Using Saliency and Cropping to Improve Video Memorability
Vaibhav Mudgal, Qingyang Wang, Lorin Sweeney, Alan F. Smeaton
TL;DR
This paper investigates whether saliency-guided frame cropping can actively enhance video memorability for short clips. It combines a CLIP-based memorability predictor with three saliency-based cropping strategies, using DeepGaze IIE to produce saliency maps and a Bayesian Ridge Regressor to score memorability, evaluated on a 1,500-video subset of the Memento10k dataset. The key finding is that cropping can improve memorability primarily for videos with low initial memorability, with fixed and variable saliency tracking offering similar benefits and diminishing returns for highly memorable videos. The work demonstrates a practical, lightweight approach to manipulating video memorability and points to future directions in more sophisticated visual manipulations to further boost memorability, especially for high-memorable content.
Abstract
Video memorability is a measure of how likely a particular video is to be remembered by a viewer when that viewer has no emotional connection with the video content. It is an important characteristic as videos that are more memorable are more likely to be shared, viewed, and discussed.
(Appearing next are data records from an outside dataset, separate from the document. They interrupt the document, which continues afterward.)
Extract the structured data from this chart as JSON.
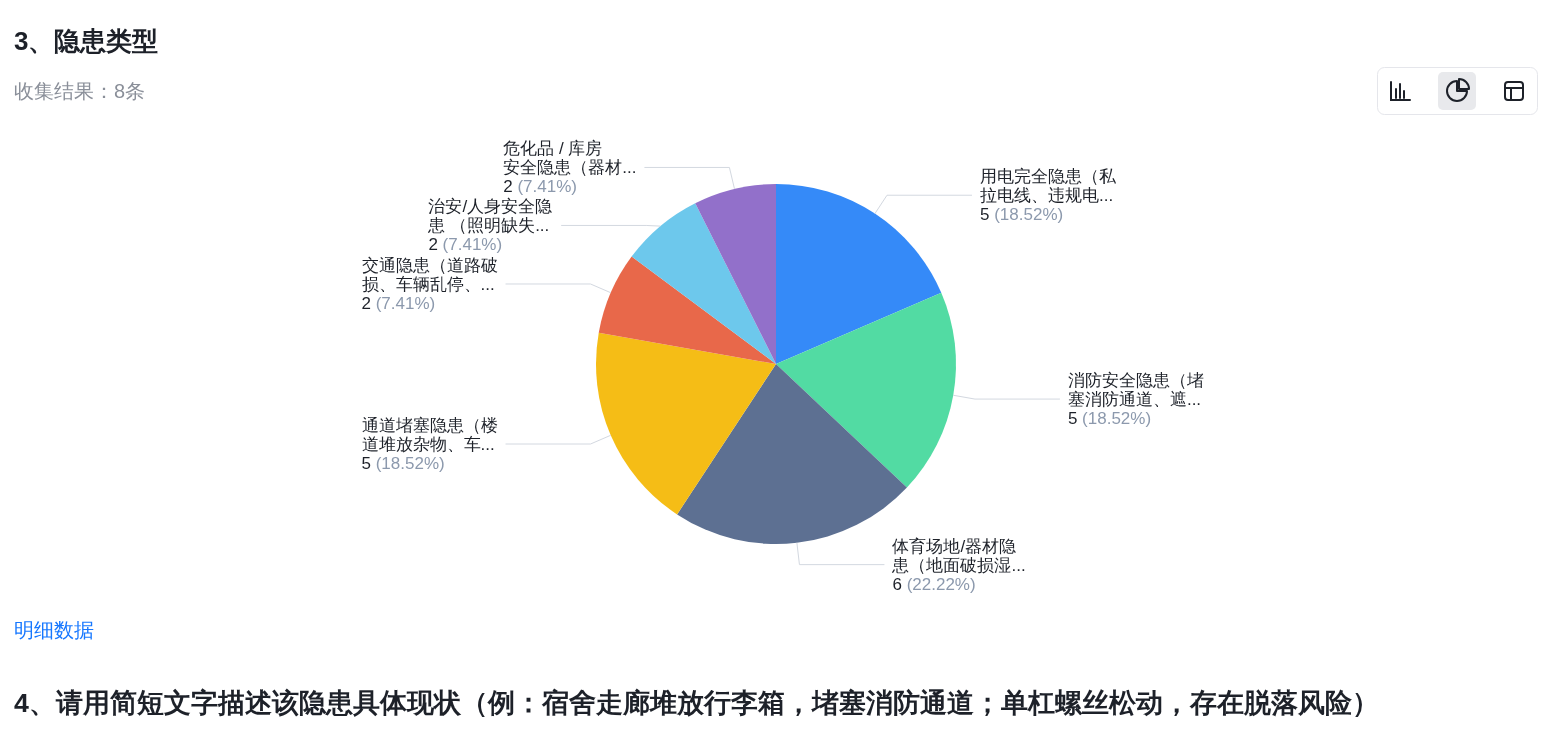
{
  "chart_data": {
    "type": "pie",
    "title": "3、隐患类型",
    "subtitle": "收集结果：8条",
    "categories": [
      "用电完全隐患（私拉电线、违规电...",
      "消防安全隐患（堵塞消防通道、遮...",
      "体育场地/器材隐患（地面破损湿...",
      "通道堵塞隐患（楼道堆放杂物、车...",
      "交通隐患（道路破损、车辆乱停、...",
      "治安/人身安全隐患 （照明缺失...",
      "危化品 / 库房安全隐患（器材..."
    ],
    "values": [
      5,
      5,
      6,
      5,
      2,
      2,
      2
    ],
    "colors": [
      "#358af8",
      "#52dba3",
      "#5d7092",
      "#f5bd16",
      "#e8684a",
      "#6dc8ec",
      "#9270ca"
    ],
    "value_labels": [
      "5 (18.52%)",
      "5 (18.52%)",
      "6 (22.22%)",
      "5 (18.52%)",
      "2 (7.41%)",
      "2 (7.41%)",
      "2 (7.41%)"
    ],
    "annotations": [
      "明细数据",
      "4、请用简短文字描述该隐患具体现状（例：宿舍走廊堆放行李箱，堵塞消防通道；单杠螺丝松动，存在脱落风险）"
    ]
  }
}
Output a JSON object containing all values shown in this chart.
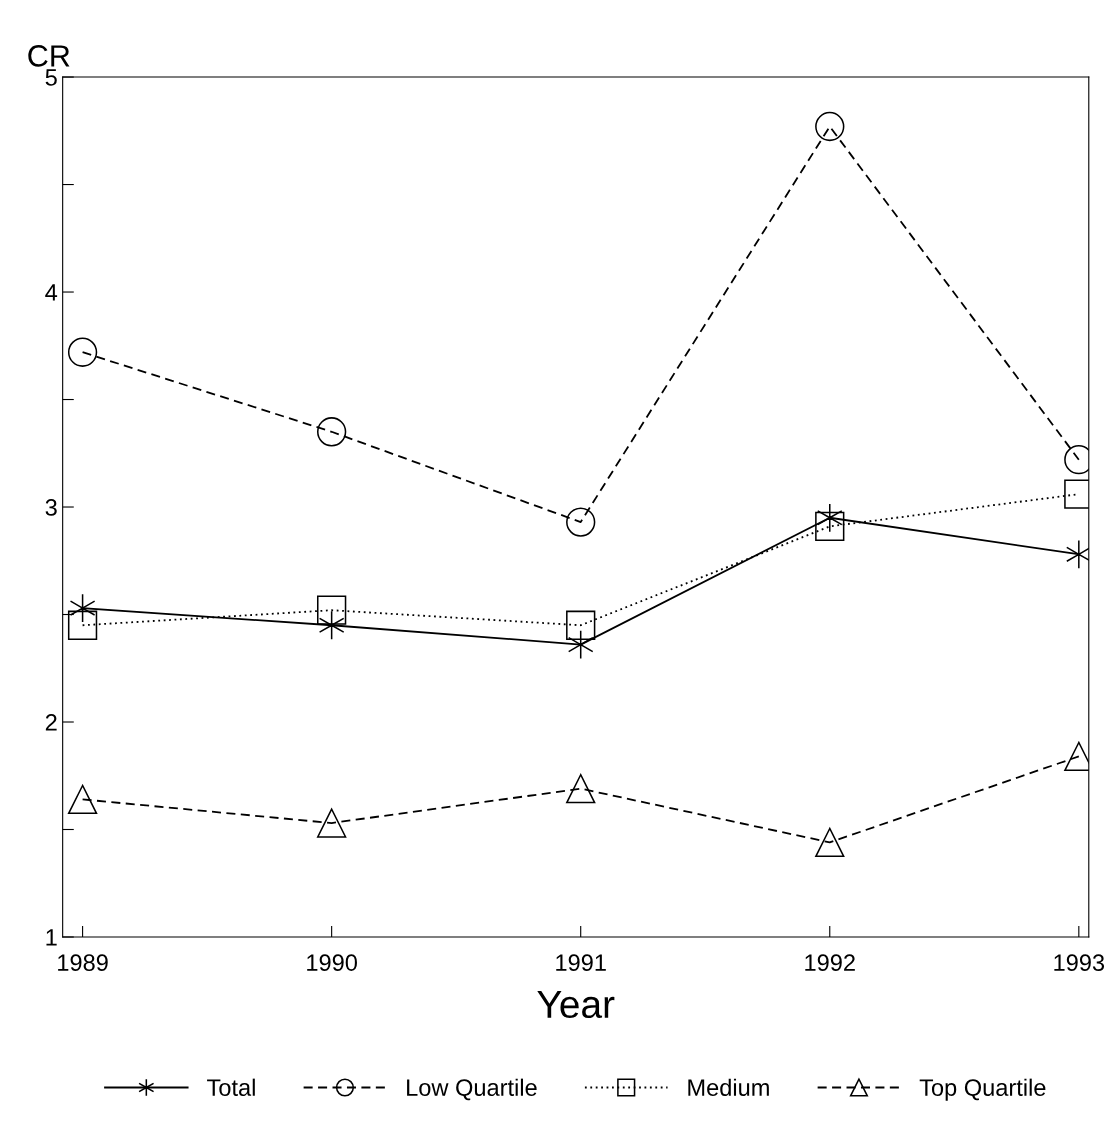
{
  "chart_data": {
    "type": "line",
    "xlabel": "Year",
    "ylabel": "CR",
    "x": [
      1989,
      1990,
      1991,
      1992,
      1993
    ],
    "series": [
      {
        "name": "Total",
        "color": "#000000",
        "values": [
          2.53,
          2.45,
          2.36,
          2.95,
          2.78
        ],
        "marker": "cross",
        "line_style": "solid"
      },
      {
        "name": "Low Quartile",
        "color": "#000000",
        "values": [
          3.72,
          3.35,
          2.93,
          4.77,
          3.22
        ],
        "marker": "circle",
        "line_style": "dashed"
      },
      {
        "name": "Medium",
        "color": "#000000",
        "values": [
          2.45,
          2.52,
          2.45,
          2.91,
          3.06
        ],
        "marker": "square",
        "line_style": "dotted"
      },
      {
        "name": "Top Quartile",
        "color": "#000000",
        "values": [
          1.64,
          1.53,
          1.69,
          1.44,
          1.84
        ],
        "marker": "triangle",
        "line_style": "dashed"
      }
    ],
    "xlim": [
      1988.92,
      1993.04
    ],
    "xticks": [
      1989,
      1990,
      1991,
      1992,
      1993
    ],
    "ylim": [
      1,
      5
    ],
    "yticks": [
      1,
      {
        "value": 1.5,
        "label": null
      },
      2,
      {
        "value": 2.5,
        "label": null
      },
      3,
      {
        "value": 3.5,
        "label": null
      },
      4,
      {
        "value": 4.5,
        "label": null
      },
      5
    ],
    "grid": false,
    "legend": "bottom"
  }
}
This paper presents results of a series of experiments where we improved the memorability of a video by selectively cropping frames based on image saliency. We present results of a basic fixed cropping as well as the results from dynamic cropping where both the size of the crop and the position of the crop within the frame, move as the video is played and saliency is tracked. Our results indicate that especially for videos of low initial memorability, the memorability score can be improved.